L’analyse des indicateurs de 31 entreprises publiques qui représentent un peu plus de 90% du courant d’«affaires» de l’ensemble du secteur montre ce qui suit :

* Le montant du capital négatif des entreprises publiques, les plus vulnérables financièrement avoisine les 10 milliards de dinars,

* Ce capital négatif, dû aux pertes cumulées ces dernières années (4755 millions de dinars, fin 2018 soit 8.5% du PIB), est financé par les banques (16545 millions de dinars) ou le non-paiement des cotisations sociales et les fournisseurs locaux et étrangers. Le montant global des dettes de ces entreprises s’élève à 30968 millions de dinars,

* Ces dettes dépassent 7,5 fois les capitaux restants au total, de ces entreprises qui ne sont donc plus viables en considération de la situation dégradée de leur structure capitalistique.

Cette situation présente un risque très pesant pour le système financier notamment en cas de fluctuations importantes des taux d’intérêt, de la liquidité bancaire ou des cours de change des devises internationales avec des coûts fixes plutôt élevés (salaires, frais de fonctionnement, etc.).

Ceci oblige à faire des provisions conséquentes pour éviter des pertes élevées et l’écroulement du système dans des scénarios fort probables pouvant survenir, en l’occurrence en cas de chute importante de l’activité des entreprises publiques.
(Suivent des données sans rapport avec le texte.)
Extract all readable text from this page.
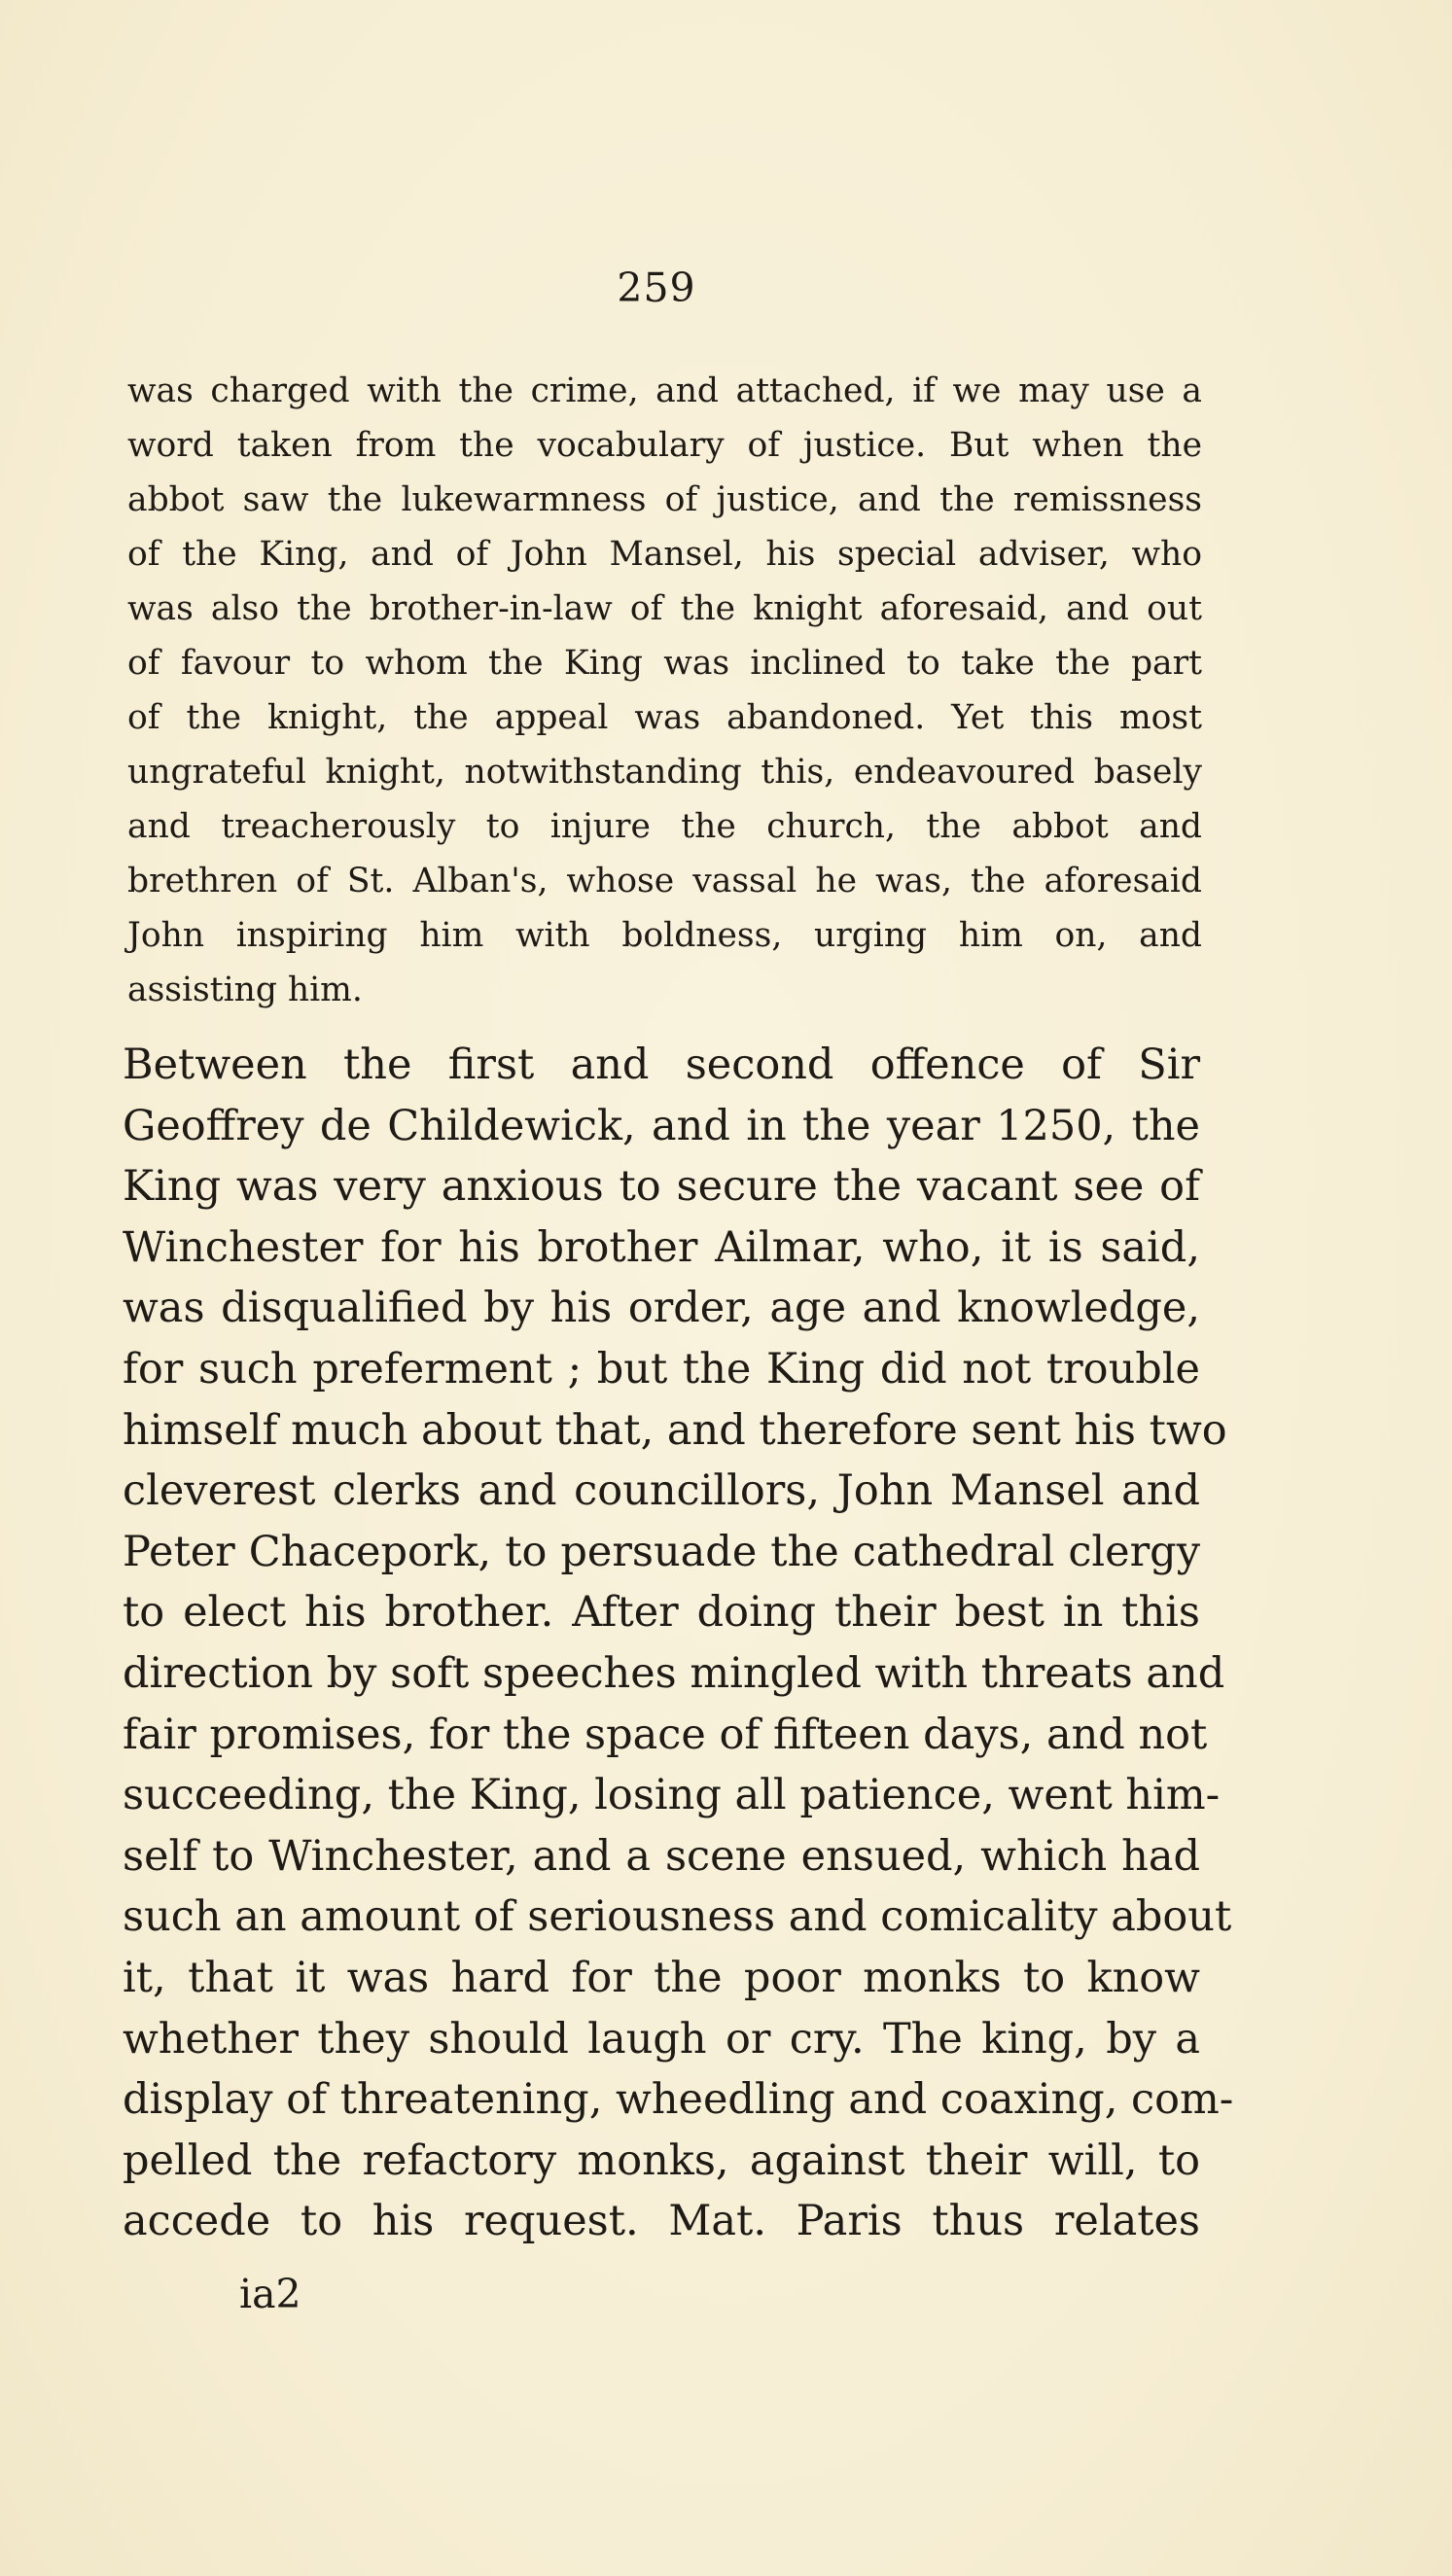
259
was charged with the crime, and attached, if we may use a
word taken from the vocabulary of justice. But when the
abbot saw the lukewarmness of justice, and the remissness
of the King, and of John Mansel, his special adviser, who
was also the brother-in-law of the knight aforesaid, and out
of favour to whom the King was inclined to take the part
of the knight, the appeal was abandoned. Yet this most
ungrateful knight, notwithstanding this, endeavoured basely
and treacherously to injure the church, the abbot and
brethren of St. Alban's, whose vassal he was, the aforesaid
John inspiring him with boldness, urging him on, and
assisting him.
Between the first and second offence of Sir
Geoffrey de Childewick, and in the year 1250, the
King was very anxious to secure the vacant see of
Winchester for his brother Ailmar, who, it is said,
was disqualified by his order, age and knowledge,
for such preferment ; but the King did not trouble
himself much about that, and therefore sent his two
cleverest clerks and councillors, John Mansel and
Peter Chacepork, to persuade the cathedral clergy
to elect his brother. After doing their best in this
direction by soft speeches mingled with threats and
fair promises, for the space of fifteen days, and not
succeeding, the King, losing all patience, went him-
self to Winchester, and a scene ensued, which had
such an amount of seriousness and comicality about
it, that it was hard for the poor monks to know
whether they should laugh or cry. The king, by a
display of threatening, wheedling and coaxing, com-
pelled the refactory monks, against their will, to
accede to his request. Mat. Paris thus relates
ia2
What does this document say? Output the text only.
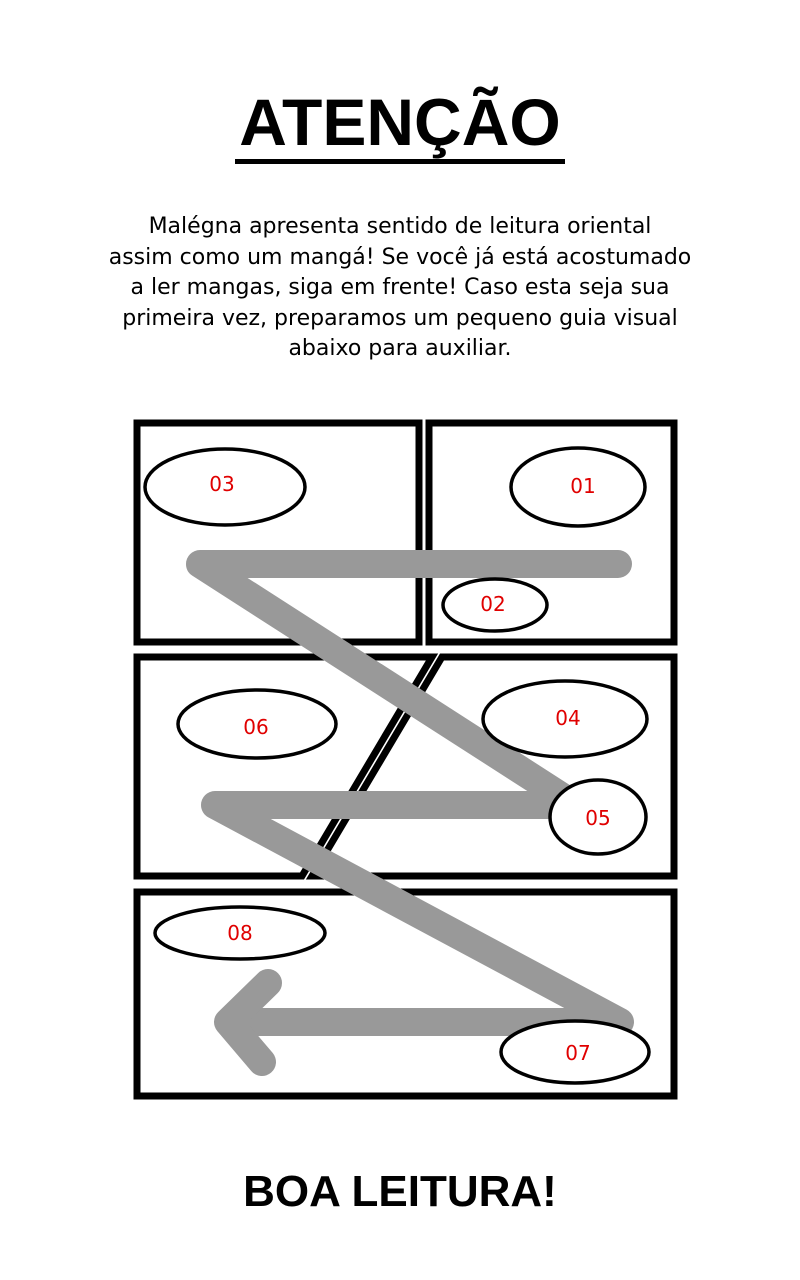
ATENÇÃO
Malégna apresenta sentido de leitura oriental
assim como um mangá! Se você já está acostumado
a ler mangas, siga em frente! Caso esta seja sua
primeira vez, preparamos um pequeno guia visual
abaixo para auxiliar.
03	01
02
06	04
05
08
07
BOA LEITURA!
Les crédits aux entreprises publiques et les dettes de l’Etat représentent environ 50% des actifs des banques publiques ce qui pourrait créer un risque systémique. Le pourcentage des crédits douteux dépasse 20% des crédits ce qui révèle une situation intensément grave et critique.

Aussi, coté rémunération, en moyenne un employé dans une entreprise publique perçoit un salaire mensuel brut de 3251 dinars soit 9,5 fois le montant du salaire minimum garanti (SMIG).

Le «palmarès» des meilleurs salaires revient à la Banque nationale agricole (BNA) (6779 dinars brut par mois en moyenne), Tunisair, la Compagnie tunisienne de navigation (CTN) et la Société tunisienne des industries de raffinage (STIR) qui sont, par ailleurs, toutes les trois déficitaires pour 1336 millions de dinars.

Il est à indiquer que, la situation globalement présentée n’a pas été mise à jour. En fait, mieux encore, d’après une note remontant à juin 2020 concernant l’état des lieux des états financiers des entreprises publiques, la moitié d’entre elles n’avaient pas encore arrêté leur états financiers audités au titre de l’exercice 2018. Une seule entreprise publique disposait d’états financiers certifiés par un commissaire aux comptes, pour l’année 2019. Des dizaines d’autres entreprises n’avaient même pas clôturé les bilans de l’année 2017.